For this reason, transactions needing certainty of payment have long used intermediaries who insured the counterparty risk, be they accepting houses who underwrote merchants’ bills, factors who would discount invoices without recourse, or bankers who sold cashiers’ checks to their customers. So long as such risks were transparent and transferable, the market allocated them to the principals best able to bear them, which usually meant a financial institution to which the relying party was well known. This apparatus of risk management was largely unanalysed, except in rather general terms by law-and-econnomics scholars, and never really became a formal part of bank regulation.
Over the last ten years, the growth of electronic payment services has undermined this. Rapid globalisation has created strong incentives for principals to throw risks over the fence; regulatory confusion and arbitrage have led financial institutions to rewrite their contracts to dump risk on their customers (whether cardholders or merchants) whenever they could; and new nonbank payment schemes have been set up outside traditional regulatory frameworks. While some of these new payment services have been operated in good faith by large, reputable companies, others have cut corners – and even the best have shaved away at traditional consumer protections. Third-party arbitration is being replaced with an approach of ‘trust us – we will refund you if you’re defrauded’. This risks a return to the world of early eighteenth-century banking regulation, a race to the bottom, and perhaps even an electronic South Sea Bubble.

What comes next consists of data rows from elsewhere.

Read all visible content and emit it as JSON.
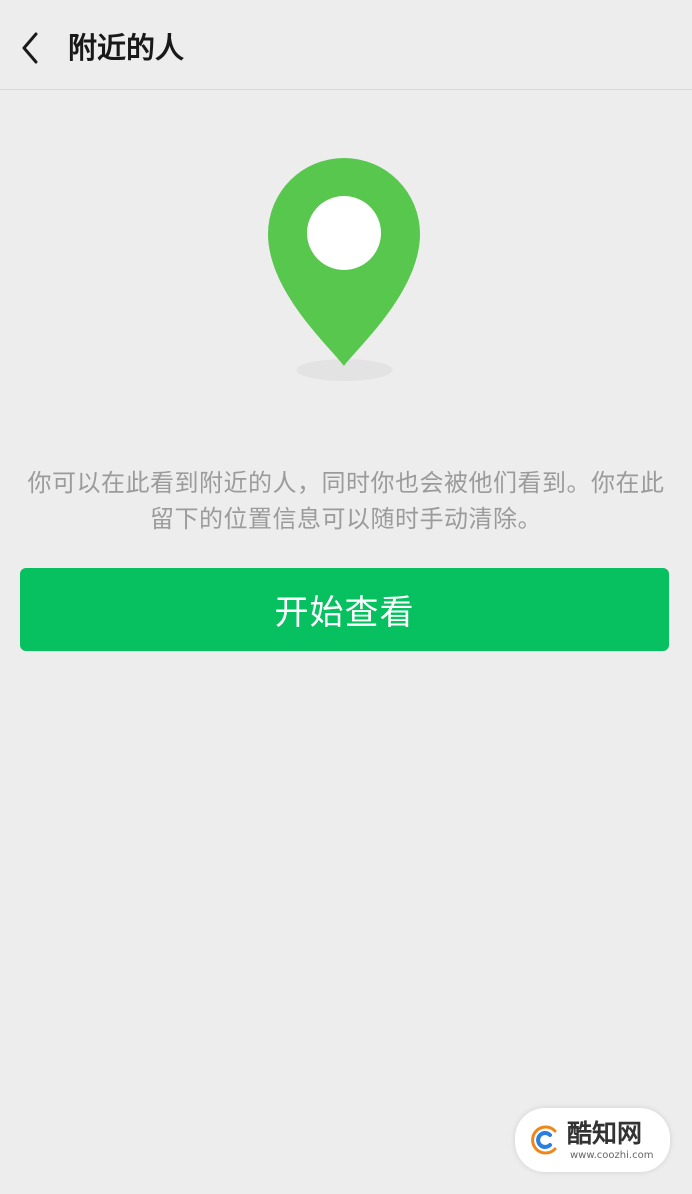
{
  "header": {
    "title": "附近的人",
    "back_icon": "chevron-left-icon"
  },
  "hero": {
    "icon": "location-pin-icon"
  },
  "description": "你可以在此看到附近的人，同时你也会被他们看到。你在此留下的位置信息可以随时手动清除。",
  "start_button": {
    "label": "开始查看"
  },
  "watermark": {
    "brand": "酷知网",
    "url": "www.coozhi.com",
    "logo_icon": "coozhi-logo-icon"
  },
  "colors": {
    "background": "#EDEDED",
    "pin": "#58C74E",
    "pin_hole": "#FFFFFF",
    "pin_shadow": "#E3E3E3",
    "button": "#07C160",
    "button_text": "#FFFFFF",
    "description_text": "#9B9B9B",
    "title_text": "#191919"
  }
}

Regulators’ initial reaction to the problem has been confounded by the sequelae of 9/11 and in particular the drive to issue people with biometrically-linked government-issue photo-ID. Regardless of the costs and benefits of this program, it has been implemented at the cost of regulators taking their eye off the need to trace stolen funds. Following the money and naming the suspect are not perfect substitutes, and this shift has serious costs. Now that the ID push is running out of steam worldwide, we need to move the emphasis back to following the money.